The Penguin Plunge has been a New Year’s Day tradition in Port Moody since the 1970s.
Nicki Forster
Nicki Forster, and friend, sticks her toe into the Port Moody Inlet at the boat launch at Rocky Point Park to test the temperature of the water. She's the organizer of the annual Penguin Plunge that takes place at the boat launch on Jan. 1, 2019, at 1 p.m. The event, which is a fundraiser for the Pleasantside Community Association to pay for programs at Old Orchard Hall, will also feature a bonfire, warm drinks and sweet treats. Registration begins at 11:30 a.m. and is $5 per person, or $10 for a family of four, and fun costumes are encouraged.

The Penguin Plunge has been a New Year’s Day tradition in Port Moody since the 1970s. Organized by a team of about 10 volunteers from the Pleasantside Community Association, the bracing dip into Burrard Inlet at Rocky Point Park raises money to help put on programming at Old Orchard Hall.

At 1 p.m., a mob of brave and foolhardy swimmers will charge down the boat ramp into the water. How quickly they emerge will depend on their own fortitude — whether internal or fuelled by liquid courage, although the latter isn’t encouraged because alcohol can actually accelerate hypothermia.
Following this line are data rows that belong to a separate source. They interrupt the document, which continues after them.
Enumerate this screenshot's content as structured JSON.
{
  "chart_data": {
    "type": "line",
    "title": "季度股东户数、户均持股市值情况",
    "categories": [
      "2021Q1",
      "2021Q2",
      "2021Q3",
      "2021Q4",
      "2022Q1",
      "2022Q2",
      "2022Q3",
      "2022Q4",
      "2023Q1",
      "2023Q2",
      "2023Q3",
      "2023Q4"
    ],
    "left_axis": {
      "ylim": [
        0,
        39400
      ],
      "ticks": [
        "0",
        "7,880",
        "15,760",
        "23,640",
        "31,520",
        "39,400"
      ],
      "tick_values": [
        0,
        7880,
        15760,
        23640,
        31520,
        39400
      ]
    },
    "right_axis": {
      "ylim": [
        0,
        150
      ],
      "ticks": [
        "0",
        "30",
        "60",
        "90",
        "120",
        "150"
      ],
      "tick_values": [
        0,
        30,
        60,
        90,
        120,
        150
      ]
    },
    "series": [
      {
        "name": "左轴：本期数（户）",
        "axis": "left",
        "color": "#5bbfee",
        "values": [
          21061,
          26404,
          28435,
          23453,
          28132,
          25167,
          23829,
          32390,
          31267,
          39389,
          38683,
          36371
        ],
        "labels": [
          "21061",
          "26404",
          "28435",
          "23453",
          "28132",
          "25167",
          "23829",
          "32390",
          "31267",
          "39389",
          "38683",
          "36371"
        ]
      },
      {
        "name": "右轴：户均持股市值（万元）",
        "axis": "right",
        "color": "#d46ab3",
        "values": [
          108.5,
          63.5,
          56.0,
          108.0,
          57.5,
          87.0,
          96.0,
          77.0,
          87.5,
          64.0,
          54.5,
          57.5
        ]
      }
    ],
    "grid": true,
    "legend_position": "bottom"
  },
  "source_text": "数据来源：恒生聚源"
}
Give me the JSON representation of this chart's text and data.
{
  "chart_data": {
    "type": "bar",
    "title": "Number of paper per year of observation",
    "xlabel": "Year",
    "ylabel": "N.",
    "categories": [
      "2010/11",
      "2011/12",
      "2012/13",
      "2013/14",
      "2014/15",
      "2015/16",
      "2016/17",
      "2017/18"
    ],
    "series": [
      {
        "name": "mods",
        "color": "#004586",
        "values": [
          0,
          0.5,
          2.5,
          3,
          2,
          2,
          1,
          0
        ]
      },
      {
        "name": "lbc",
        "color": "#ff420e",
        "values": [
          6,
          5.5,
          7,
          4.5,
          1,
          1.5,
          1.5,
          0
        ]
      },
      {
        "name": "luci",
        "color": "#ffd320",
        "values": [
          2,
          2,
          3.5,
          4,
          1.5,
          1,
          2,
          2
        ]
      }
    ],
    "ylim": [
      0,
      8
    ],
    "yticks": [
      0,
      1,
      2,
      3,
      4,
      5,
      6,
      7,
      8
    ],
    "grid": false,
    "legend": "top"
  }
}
Other tips to survive the Penguin Plunge, according to the In the Swim blog, include:

• Warm up for the plunge by cooling down with a cold shower beforehand. That will help condition the body and diminish the shock from sudden immersion in the chilled water.

• Don’t stay in the water longer than five minutes. That’s when cold water incapacitation can set in, although serious hypothermia isn’t likely to occur until an average-sized adult has been in the water for 30 minutes for more.

• Bring a fluffy towel to get dry immediately and a warm robe or clothes, thick wooly socks and heavy sweaters for the ride home.

• Stephen Cheung, a kinesiology professor at Brock University in Ontario who studies how the human body reacts to extreme environments, suggests a quick dash into the water is preferable to a slow stroll down the ramp to lessen the mental anxiety of getting cold.

• And if you have a pre-existing heart condition, it’s best to enjoy the event from shore, or the pier.

The Port Moody Penguin Plunge will also feature a bonfire, as well as hot beverages to help warm participants and spectators.

Registration opens at 11:30 a.m. and is $5 per person or $10 for a family of four.